The Scrappy Transformation of LesserEvil
When LesserEvil CEO Charles Coristine took over, he didn't have a flashy headquarters. He had a 5,000-square-foot factory in Danbury and a team that included his former wakeboard instructor as the head of marketing.
They were basically winging it.
To save money, they bought used equipment at auctions and hired local welders to modify the machines. They even painted the factory exterior black themselves. People literally pulled off the road to ask if the building was a strip club because the vibe was so... unconventional.
Most snack brands use "co-packers"—middlemen who make the food for you. Coristine realized early on that this was a margin killer. He decided to vertically integrate. This meant LesserEvil would own its own manufacturing. It was a massive headache, but it gave them total control over quality and cost.
Why the "Himalayan Gold" Changed Everything
The big breakthrough didn't happen overnight. It came in 2014 when they leaned hard into organic popcorn popped in coconut oil.
Specifically, their "Himalayan Gold" flavor became a juggernaut.
Most "butter" flavored popcorn uses "natural flavors" that are anything but natural. Coristine pushed for clean ingredients like organic grass-fed ghee from New Zealand and cold-pressed coconut oil from the Philippines. By owning the factory, they could keep the price competitive with the "junk" snacks while keeping the quality sky-high.

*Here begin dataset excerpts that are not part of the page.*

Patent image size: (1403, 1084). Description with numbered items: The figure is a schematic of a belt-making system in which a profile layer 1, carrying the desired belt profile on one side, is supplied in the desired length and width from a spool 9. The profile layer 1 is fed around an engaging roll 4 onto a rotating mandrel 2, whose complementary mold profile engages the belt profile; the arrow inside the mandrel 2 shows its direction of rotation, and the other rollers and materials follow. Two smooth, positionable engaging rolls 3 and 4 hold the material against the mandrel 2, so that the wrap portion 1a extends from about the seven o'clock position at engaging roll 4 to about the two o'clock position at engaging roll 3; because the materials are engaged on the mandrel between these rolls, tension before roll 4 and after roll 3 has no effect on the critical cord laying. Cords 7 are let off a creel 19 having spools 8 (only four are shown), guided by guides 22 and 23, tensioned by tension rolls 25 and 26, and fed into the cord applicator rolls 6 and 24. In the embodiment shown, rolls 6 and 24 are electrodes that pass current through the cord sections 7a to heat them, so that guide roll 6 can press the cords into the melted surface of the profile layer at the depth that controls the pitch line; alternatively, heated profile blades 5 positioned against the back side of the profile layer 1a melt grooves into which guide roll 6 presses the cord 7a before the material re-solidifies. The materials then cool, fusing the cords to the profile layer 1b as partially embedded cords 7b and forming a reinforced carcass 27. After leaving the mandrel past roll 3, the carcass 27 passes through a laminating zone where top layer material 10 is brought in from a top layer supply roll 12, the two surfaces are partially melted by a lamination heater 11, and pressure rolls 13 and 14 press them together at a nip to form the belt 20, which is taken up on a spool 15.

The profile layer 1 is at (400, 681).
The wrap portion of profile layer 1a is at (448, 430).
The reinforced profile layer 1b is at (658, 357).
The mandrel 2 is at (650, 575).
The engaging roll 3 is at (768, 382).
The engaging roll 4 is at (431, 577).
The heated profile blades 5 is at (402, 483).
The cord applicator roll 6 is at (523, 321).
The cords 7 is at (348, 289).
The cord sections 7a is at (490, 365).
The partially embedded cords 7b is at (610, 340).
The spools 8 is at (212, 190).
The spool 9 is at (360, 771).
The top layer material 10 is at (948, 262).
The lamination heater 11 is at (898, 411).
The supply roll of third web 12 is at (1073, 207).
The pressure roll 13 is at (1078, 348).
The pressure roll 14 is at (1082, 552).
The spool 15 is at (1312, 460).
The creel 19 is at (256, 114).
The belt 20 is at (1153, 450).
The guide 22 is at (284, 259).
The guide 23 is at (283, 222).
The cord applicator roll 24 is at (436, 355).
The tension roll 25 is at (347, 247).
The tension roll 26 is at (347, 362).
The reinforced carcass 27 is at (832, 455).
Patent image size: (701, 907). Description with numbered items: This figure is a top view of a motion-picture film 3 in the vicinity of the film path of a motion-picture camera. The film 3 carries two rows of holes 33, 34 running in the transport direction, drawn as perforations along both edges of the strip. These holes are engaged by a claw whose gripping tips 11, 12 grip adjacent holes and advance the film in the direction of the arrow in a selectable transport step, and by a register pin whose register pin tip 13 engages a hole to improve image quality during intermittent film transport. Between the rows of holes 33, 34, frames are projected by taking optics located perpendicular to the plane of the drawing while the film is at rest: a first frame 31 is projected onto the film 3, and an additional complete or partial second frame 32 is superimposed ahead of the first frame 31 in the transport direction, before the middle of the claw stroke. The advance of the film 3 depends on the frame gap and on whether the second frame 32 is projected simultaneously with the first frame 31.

By 2023, the company was hitting $103.3 million in gross sales. They weren't just a niche health brand anymore; they were a household name sitting on the shelves of Target, Costco, and Whole Foods.
Leadership Style: Mindfulness and "Slow" Growth
You’d expect a former bond trader to be all about the "hustle and grind," but Coristine took the opposite approach. He’s big on meditation and mindfulness. He’s been known to check on the production lines three or four times a day, not to micromanage, but because he’s genuinely obsessed with the product.
He treats the factory workers—mostly women, whom he speaks of with immense respect—as the backbone of the company.
He's also notoriously wary of over-hiring.
LesserEvil grew "slow and methodical," focusing on being profitable rather than just burning venture capital for the sake of scale. They stayed profitable from 2021 onwards, which is a rarity in the world of high-growth consumer packaged goods (CPG).
The $750 Million Hershey Deal
In April 2025, the news broke: The Hershey Company was buying LesserEvil for a reported $750 million.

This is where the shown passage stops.